Ojebeta does not have a horrific life as a slave, but it's no picnic.  Emecheta shows a whole variety of social problems in the lives of the girls; the oldest becomes the victim of the master's advances and eventually disappears, to reappear sometime later as a mistress with a baby.  One is a twin from a culture that rejects twins, and her mother saved her life by selling her.  Few of the girls know where they came from, and Ma Mee considers that she is doing a service, since how else can unwanted children survive?  Although Ojebeta is not treated differently than the other girls, she is at an advantage for other reasons; for one thing, she remembers her home and knows that she could go back.

As she gets older, Ojebeta catches the eye of the son of the house, who offers her marriage.  At the same time, her mistress dies, leaving the household in chaos.  Ojebeta suddenly has a choice about what she will do with her life.

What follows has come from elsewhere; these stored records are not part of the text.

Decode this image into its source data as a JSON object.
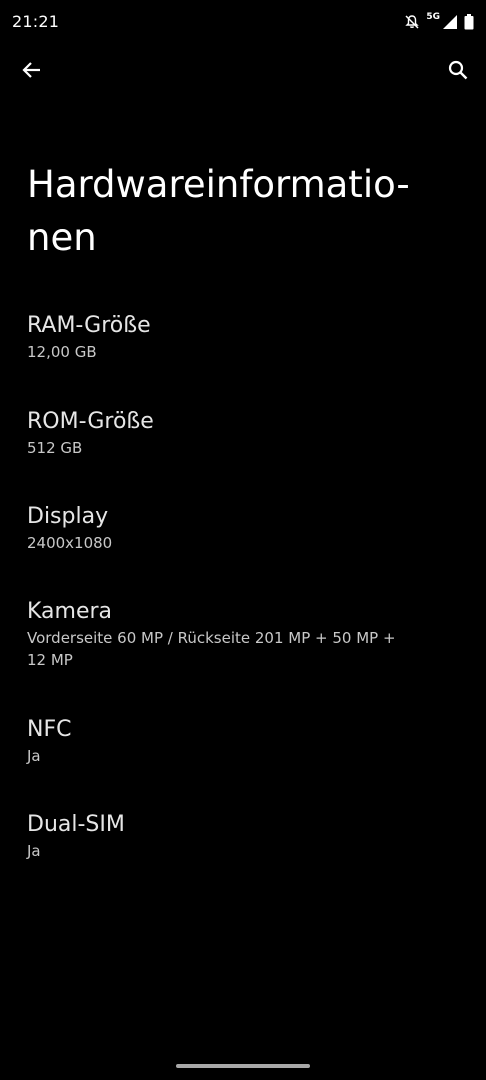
{
  "status_bar": {
    "time": "21:21",
    "network": "5G",
    "icons": [
      "notifications-off-icon",
      "cell-signal-icon",
      "battery-icon"
    ]
  },
  "toolbar": {
    "back_icon": "arrow-back-icon",
    "search_icon": "search-icon"
  },
  "page": {
    "title": "Hardwareinformatio-\nnen"
  },
  "items": [
    {
      "title": "RAM-Größe",
      "value": "12,00 GB"
    },
    {
      "title": "ROM-Größe",
      "value": "512 GB"
    },
    {
      "title": "Display",
      "value": "2400x1080"
    },
    {
      "title": "Kamera",
      "value": "Vorderseite 60 MP / Rückseite 201 MP + 50 MP +\n12 MP"
    },
    {
      "title": "NFC",
      "value": "Ja"
    },
    {
      "title": "Dual-SIM",
      "value": "Ja"
    }
  ],
  "colors": {
    "background": "#000000",
    "title_text": "#ffffff",
    "item_title": "#e6e6e6",
    "item_value": "#c8c8c8"
  }
}
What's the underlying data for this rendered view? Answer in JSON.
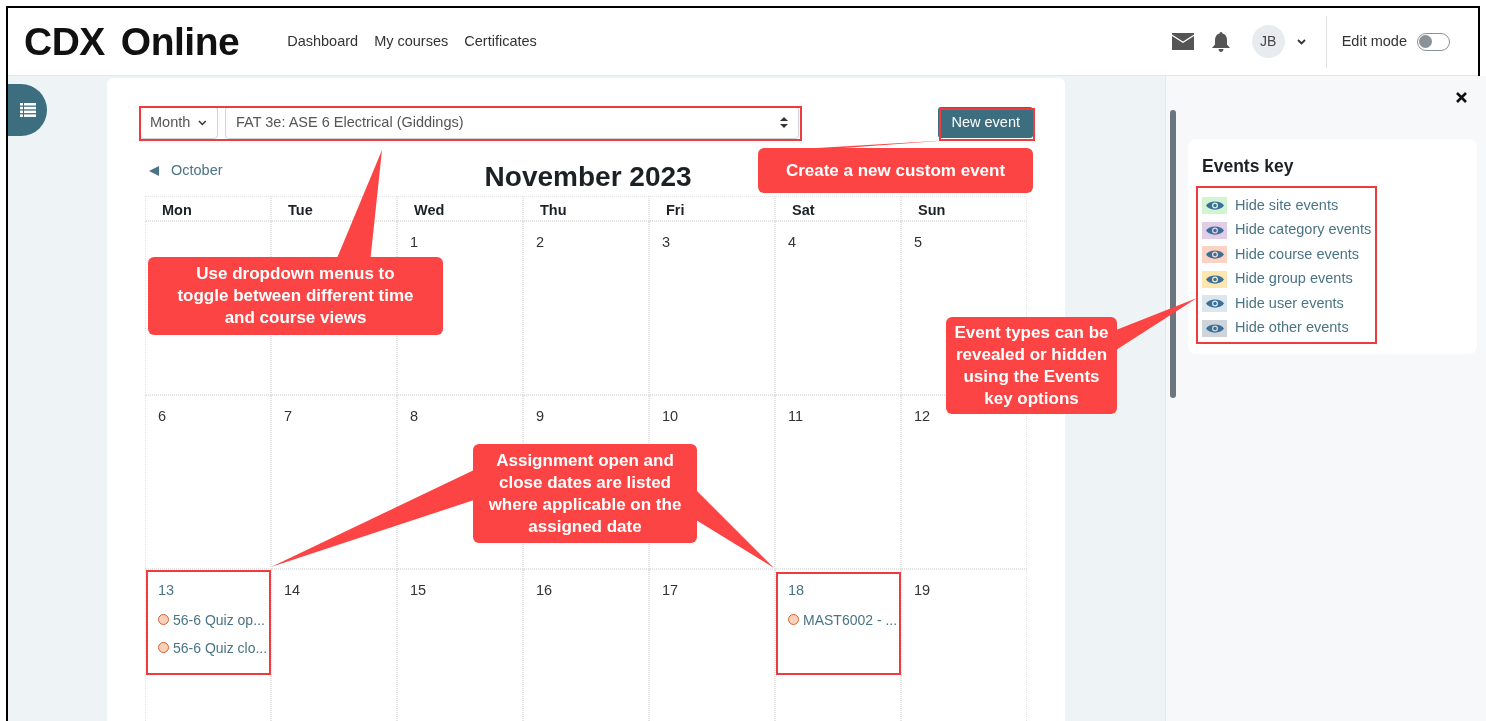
{
  "navbar": {
    "brand": "CDX",
    "product": "Online",
    "links": [
      "Dashboard",
      "My courses",
      "Certificates"
    ],
    "avatar": "JB",
    "edit_mode": {
      "label": "Edit mode",
      "on": false
    }
  },
  "calendar": {
    "view": "Month",
    "course": "FAT 3e: ASE 6 Electrical (Giddings)",
    "new_event": "New event",
    "previous": "October",
    "title": "November 2023",
    "weekdays": [
      "Mon",
      "Tue",
      "Wed",
      "Thu",
      "Fri",
      "Sat",
      "Sun"
    ],
    "weeks": [
      [
        {
          "day": "1"
        },
        {
          "day": "2"
        },
        {
          "day": "3"
        },
        {
          "day": "4"
        },
        {
          "day": "5"
        }
      ],
      [
        {
          "day": "6"
        },
        {
          "day": "7"
        },
        {
          "day": "8"
        },
        {
          "day": "9"
        },
        {
          "day": "10"
        },
        {
          "day": "11"
        },
        {
          "day": "12"
        }
      ],
      [
        {
          "day": "13",
          "events": [
            {
              "title": "56-6 Quiz op..."
            },
            {
              "title": "56-6 Quiz clo..."
            }
          ]
        },
        {
          "day": "14"
        },
        {
          "day": "15"
        },
        {
          "day": "16"
        },
        {
          "day": "17"
        },
        {
          "day": "18",
          "events": [
            {
              "title": "MAST6002 - ..."
            }
          ]
        },
        {
          "day": "19"
        }
      ]
    ]
  },
  "events_key": {
    "title": "Events key",
    "items": [
      {
        "label": "Hide site events",
        "color": "#d2f4d2"
      },
      {
        "label": "Hide category events",
        "color": "#e2cde6"
      },
      {
        "label": "Hide course events",
        "color": "#fcd3c2"
      },
      {
        "label": "Hide group events",
        "color": "#fde6b0"
      },
      {
        "label": "Hide user events",
        "color": "#dbe6ee"
      },
      {
        "label": "Hide other events",
        "color": "#ced4da"
      }
    ]
  },
  "annotations": [
    {
      "text": "Use dropdown menus to toggle between different time and course views"
    },
    {
      "text": "Create a new custom event"
    },
    {
      "text": "Event types can be revealed or hidden using the Events key options"
    },
    {
      "text": "Assignment open and close dates are listed where applicable on the assigned date"
    }
  ]
}
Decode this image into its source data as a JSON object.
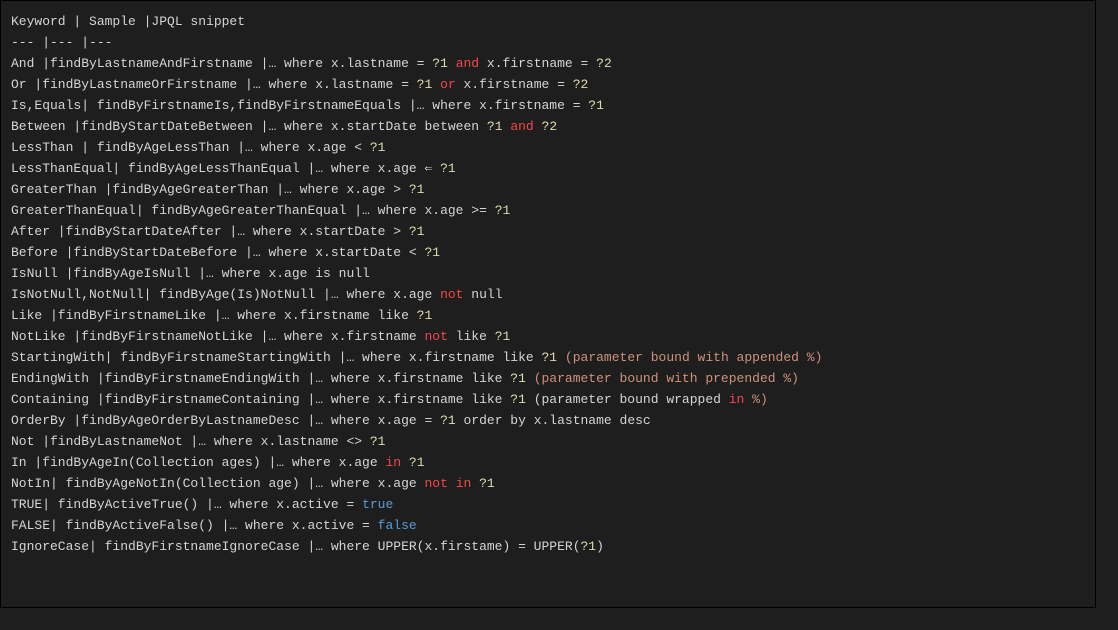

All this takes place against a background of a changing world, as the people of Nigeria adjust to the transition from Portuguese power (neglectful, and with a lot of slave trading) to British power (interfering, and abolishing slavery, which annoys a lot of people since it was a lucrative trade).  Most people don't have to deal too much with the colonial government, but it's there all right.  The end of the novel is soon after the end of WWII, so independence is something to look forward to, but not yet a realistic idea.

So, really good novel--realistic, thoughtful, interesting, critical.  I'll be reading more Emecheta when I can.